Además, conviene recordar que ni Cataluña es una colonia ni su lengua y cultura están perseguidas. La independencia liberaría muy pocas fuerzas y muy pocos recursos para emprender un camino emancipador para los trabajadores. Esto no significa que el problema nacional sea indiferente a los trabajadores. Precisamente, lo que la agitación nacionalista actual está provocando es el enfrentamiento entre trabajadores por su conciencia nacional. Pero esto no es ni lo único ni lo peor. Más allá de las garantías que tenga o deje de tener el referéndum planteado por el gobierno catalán para octubre, el gobierno español parece dispuesto a utilizar todo su potencial represivo para impedir que la consulta tenga lugar. Los trabajadores conocemos bien esta maquinaria represiva, pues ha sido utilizada contra nuestros líderes sindicales, así como contra nuestras luchas y movilizaciones. Es por ello que debemos oponernos tanto al azuzamiento entre nacionalidades (España vs Cataluña) como al método policíaco de resolver un problema político como es el catalán. Sólo la unidad voluntaria entre trabajadores de las diferentes nacionalidades y regiones de España contra la clase capitalista dominante puede servir de garantía para el éxito.

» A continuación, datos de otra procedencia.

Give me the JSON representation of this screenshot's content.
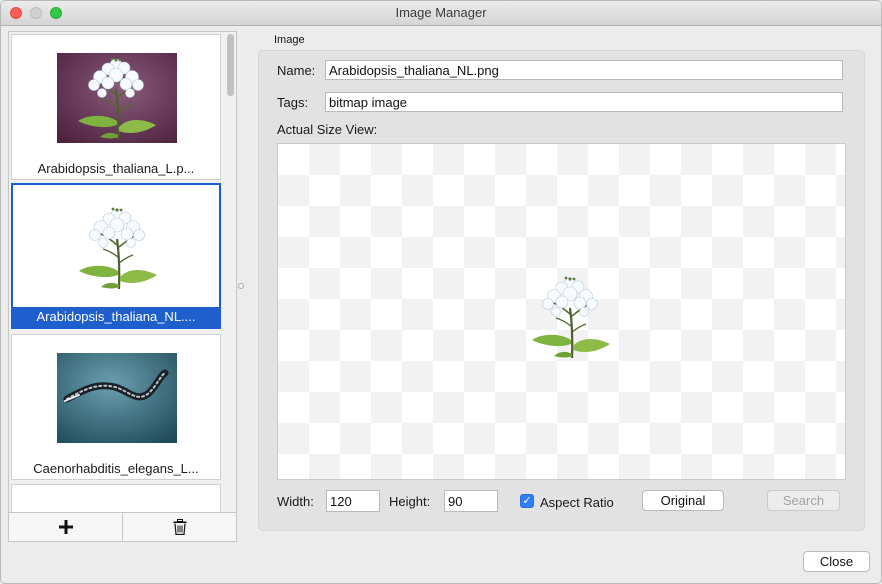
{
  "window": {
    "title": "Image Manager"
  },
  "image_list": {
    "items": [
      {
        "label": "Arabidopsis_thaliana_L.p...",
        "selected": false
      },
      {
        "label": "Arabidopsis_thaliana_NL....",
        "selected": true
      },
      {
        "label": "Caenorhabditis_elegans_L...",
        "selected": false
      }
    ],
    "add_icon": "plus-icon",
    "delete_icon": "trash-icon"
  },
  "image_group": {
    "title": "Image",
    "name_label": "Name:",
    "name_value": "Arabidopsis_thaliana_NL.png",
    "tags_label": "Tags:",
    "tags_value": "bitmap image",
    "actual_size_label": "Actual Size View:"
  },
  "size_controls": {
    "width_label": "Width:",
    "width_value": "120",
    "height_label": "Height:",
    "height_value": "90",
    "aspect_ratio_label": "Aspect Ratio",
    "aspect_ratio_checked": true,
    "original_label": "Original",
    "search_label": "Search"
  },
  "footer": {
    "close_label": "Close"
  },
  "colors": {
    "selection": "#1f5fcc",
    "checkbox": "#2f7ef5",
    "close_button": "#fc5f57",
    "zoom_button": "#33c748"
  }
}
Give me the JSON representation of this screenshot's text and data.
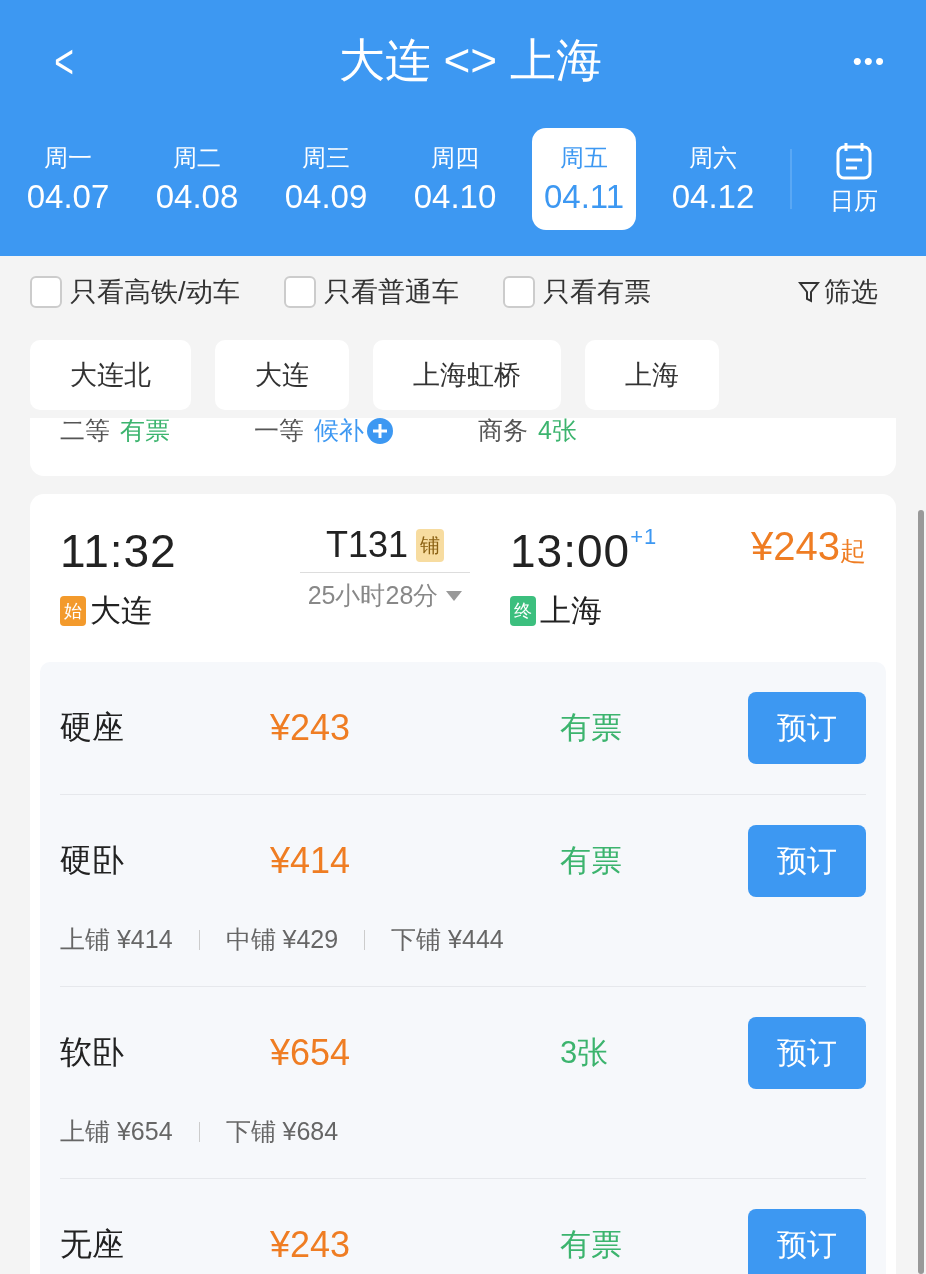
{
  "header": {
    "back": "<",
    "title": "大连 <> 上海",
    "more": "•••"
  },
  "dates": [
    {
      "weekday": "周一",
      "date": "04.07",
      "selected": false
    },
    {
      "weekday": "周二",
      "date": "04.08",
      "selected": false
    },
    {
      "weekday": "周三",
      "date": "04.09",
      "selected": false
    },
    {
      "weekday": "周四",
      "date": "04.10",
      "selected": false
    },
    {
      "weekday": "周五",
      "date": "04.11",
      "selected": true
    },
    {
      "weekday": "周六",
      "date": "04.12",
      "selected": false
    }
  ],
  "calendar": {
    "label": "日历"
  },
  "filters": [
    {
      "label": "只看高铁/动车",
      "checked": false
    },
    {
      "label": "只看普通车",
      "checked": false
    },
    {
      "label": "只看有票",
      "checked": false
    }
  ],
  "filter_button": "筛选",
  "stations": [
    "大连北",
    "大连",
    "上海虹桥",
    "上海"
  ],
  "previous_card": {
    "classes": [
      {
        "name": "二等",
        "status": "有票",
        "kind": "available"
      },
      {
        "name": "一等",
        "status": "候补",
        "kind": "waitlist"
      },
      {
        "name": "商务",
        "status": "4张",
        "kind": "available"
      }
    ]
  },
  "train": {
    "depart_time": "11:32",
    "number": "T131",
    "badge": "铺",
    "arrive_time": "13:00",
    "day_offset": "+1",
    "price": "¥243",
    "price_suffix": "起",
    "origin_tag": "始",
    "origin": "大连",
    "duration": "25小时28分",
    "dest_tag": "终",
    "destination": "上海"
  },
  "seats": [
    {
      "name": "硬座",
      "price": "¥243",
      "availability": "有票",
      "button": "预订"
    },
    {
      "name": "硬卧",
      "price": "¥414",
      "availability": "有票",
      "button": "预订",
      "berths": [
        "上铺 ¥414",
        "中铺 ¥429",
        "下铺 ¥444"
      ]
    },
    {
      "name": "软卧",
      "price": "¥654",
      "availability": "3张",
      "button": "预订",
      "berths": [
        "上铺 ¥654",
        "下铺 ¥684"
      ]
    },
    {
      "name": "无座",
      "price": "¥243",
      "availability": "有票",
      "button": "预订"
    }
  ]
}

Entre la espada y la pared
El referéndum del 1-O pone precisamente a prueba posiciones como la que hemos desarrollado en este artículo. Por un lado tenemos a unos capitalistas catalanes cuyo nacionalismo poco tiene que ver con la emancipación del pueblo catalán. Por otro, unos capitalistas españoles cuya línea represiva menos aún tiene que ver con la defensa de “los derechos democráticos de todos los españoles”. En estas condiciones, se impone delimitar posiciones frente a ambos polos. Pese a la falta de garantías del referéndum, la abstención (aceptable, si las condiciones fueran otras) sólo favorece la posición del gobierno español. Por otro lado, el voto favorable a la independencia supondría un compromiso con el proyecto nada emancipador que impulsa el gobierno catalán. En estas condiciones, una postura de clase e internacionalista requiere legitimar la consulta, pese a sus deficiencias, y votar contrariamente a la independencia. Se dice que el gobierno catalán aprovecharía un referéndum manipulado y con poca participación para proclamar la independencia 48 horas después de conocerse el resultado. Sin embargo, sabemos que el proyecto independentista capitalista que promueve el gobierno catalán cuenta con forjar nuevas alianzas con los Estados capitalistas europeos. En estas condiciones es poco probable que el gobierno catalán lleve hasta el final su reto, si no cuenta con el reconocimiento de estos Estados, cosa que no se da por el momento. En estas condiciones, y ante la amenaza de suspensión de la autonomía catalana, es posible que ni el referéndum ni mucho menos la proclamación unilateral de independencia tengan lugar. En cualquier caso los capitalistas a ambos lados del Ebro no habrán hecho más que ponerse de nuevo en evidencia.